Some companies have experimented with adopting a four-day workweek, arguing that fewer workdays can actually increase both employee satisfaction and productivity. However, the standard working schedule for most full-time employees remains five days or 40 hours a week.
The current workweek came about as a result of nearly a century of labor movement efforts to reduce working hours. For much of the 19th century, many Americans worked 60 hours per week (or more) in oppressive conditions, not to mention the millions of enslaved people who often worked even more hours, without compensation. Many credit Ford Motor Company CEO Henry Ford with kickstarting the move to a five-day, 40-hour workweek in 1926, when he extended this schedule to all employees.
However, before the 40-hour workweek became federal law, the United States came surprisingly close to instituting a 30-hour workweek. In 1933, during the Great Depression and at the start of the administration of Franklin D. Roosevelt, the U.S. Senate passed a bill that would temporarily shorten the workweek to 30 hours. The idea was that working fewer hours would drive down unemployment, as everyone would have some work. Though President Roosevelt and Labor Secretary Frances Perkins supported the idea, it was firmly rejected by business leaders who worried that workers would prefer the 30-hour workweek, even with fewer earnings, and the law would become permanent.

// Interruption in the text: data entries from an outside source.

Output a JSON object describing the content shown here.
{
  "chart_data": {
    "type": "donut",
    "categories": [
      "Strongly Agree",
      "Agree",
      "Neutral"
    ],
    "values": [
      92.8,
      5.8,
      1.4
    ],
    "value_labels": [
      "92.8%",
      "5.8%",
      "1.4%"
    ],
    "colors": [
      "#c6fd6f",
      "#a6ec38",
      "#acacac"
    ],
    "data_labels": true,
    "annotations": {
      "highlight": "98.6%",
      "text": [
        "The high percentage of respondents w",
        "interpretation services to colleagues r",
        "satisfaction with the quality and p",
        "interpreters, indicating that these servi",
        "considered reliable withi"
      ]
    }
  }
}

Eventually, Roosevelt’s recovery plan pivoted towards creating more jobs rather than sharing existing jobs, with a massive public works program leading to the creation of New Deal agencies like the Public Works Administration, the Works Progress Administration, and the Civilian Conservation Corps. The 30-hour workweek became merely a threat to get business leaders on board with Roosevelt’s eventual plan to institute a 40-hour workweek, ban child labor, and set a minimum wage.
“Eight hours for work, eight hours for rest, eight hours for what you will”:
- Although employers can claim certain exemptions, the 40-hour workweek has been U.S. law since 1940, thanks to the Fair Labor Standards Act. Employees working more than 40 hours per week are required to receive a minimum of 1.5 times the regular pay rate.

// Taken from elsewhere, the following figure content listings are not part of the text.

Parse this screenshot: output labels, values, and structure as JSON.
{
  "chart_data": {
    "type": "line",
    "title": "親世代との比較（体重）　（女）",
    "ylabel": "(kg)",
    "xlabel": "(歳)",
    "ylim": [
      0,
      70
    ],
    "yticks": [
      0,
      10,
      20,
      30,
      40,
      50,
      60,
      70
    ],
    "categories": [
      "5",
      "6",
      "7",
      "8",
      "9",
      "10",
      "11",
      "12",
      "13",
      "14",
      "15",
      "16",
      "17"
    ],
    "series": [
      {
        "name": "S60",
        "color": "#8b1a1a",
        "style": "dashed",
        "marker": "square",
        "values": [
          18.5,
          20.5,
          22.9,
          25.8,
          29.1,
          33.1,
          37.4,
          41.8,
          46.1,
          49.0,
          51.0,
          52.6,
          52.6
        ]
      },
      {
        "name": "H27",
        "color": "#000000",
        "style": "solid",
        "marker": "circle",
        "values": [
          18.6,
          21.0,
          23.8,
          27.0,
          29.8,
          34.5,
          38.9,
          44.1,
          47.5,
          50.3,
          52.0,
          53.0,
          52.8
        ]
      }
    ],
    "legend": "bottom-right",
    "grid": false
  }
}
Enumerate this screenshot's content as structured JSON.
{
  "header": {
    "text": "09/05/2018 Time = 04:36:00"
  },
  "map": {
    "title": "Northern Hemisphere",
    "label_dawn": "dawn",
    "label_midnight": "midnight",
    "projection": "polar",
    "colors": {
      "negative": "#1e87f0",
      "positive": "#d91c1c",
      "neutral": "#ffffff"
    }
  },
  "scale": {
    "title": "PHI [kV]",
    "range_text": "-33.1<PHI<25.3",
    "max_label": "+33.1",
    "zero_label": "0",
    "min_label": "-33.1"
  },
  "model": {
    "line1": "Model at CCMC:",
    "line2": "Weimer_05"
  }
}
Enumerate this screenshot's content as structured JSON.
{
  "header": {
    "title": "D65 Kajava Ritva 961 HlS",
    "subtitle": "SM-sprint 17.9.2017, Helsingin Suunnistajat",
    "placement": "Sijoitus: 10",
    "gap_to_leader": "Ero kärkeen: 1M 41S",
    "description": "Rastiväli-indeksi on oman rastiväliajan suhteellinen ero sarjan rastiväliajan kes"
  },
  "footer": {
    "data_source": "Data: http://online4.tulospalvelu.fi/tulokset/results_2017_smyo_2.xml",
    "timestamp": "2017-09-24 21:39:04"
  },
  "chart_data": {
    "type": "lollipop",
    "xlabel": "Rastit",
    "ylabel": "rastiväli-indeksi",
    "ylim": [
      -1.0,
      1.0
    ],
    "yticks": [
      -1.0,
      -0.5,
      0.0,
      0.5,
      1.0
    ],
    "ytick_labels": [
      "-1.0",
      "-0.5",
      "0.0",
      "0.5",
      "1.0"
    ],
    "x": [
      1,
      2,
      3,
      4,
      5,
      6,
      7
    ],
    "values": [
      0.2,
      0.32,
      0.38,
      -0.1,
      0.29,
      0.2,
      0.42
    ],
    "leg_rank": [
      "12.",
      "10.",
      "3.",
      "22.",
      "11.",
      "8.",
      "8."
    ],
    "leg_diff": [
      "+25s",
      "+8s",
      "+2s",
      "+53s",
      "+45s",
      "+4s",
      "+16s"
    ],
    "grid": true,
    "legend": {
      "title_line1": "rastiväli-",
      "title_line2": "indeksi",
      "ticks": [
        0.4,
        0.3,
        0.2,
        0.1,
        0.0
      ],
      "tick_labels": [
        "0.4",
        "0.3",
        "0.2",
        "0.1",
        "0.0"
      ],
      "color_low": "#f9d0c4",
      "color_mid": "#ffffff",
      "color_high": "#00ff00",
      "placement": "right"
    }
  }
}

- In subsequent decades, many have predicted that a shorter workweek would be adopted, including Vice President Richard Nixon in 1956, who thought that a four-day workweek of 32 hours would be coming in the “near future.”
- In Congress, U.S. Rep. Mark Takano (D-CA) has twice introduced legislation to implement the 32-hour workweek. However, with the average full-time male employee working 8.4 hours a day (according to Bureau of Labor Statistics data from 2021), moving to a federally mandated shorter workweek doesn’t appear to be on the cards particularly soon.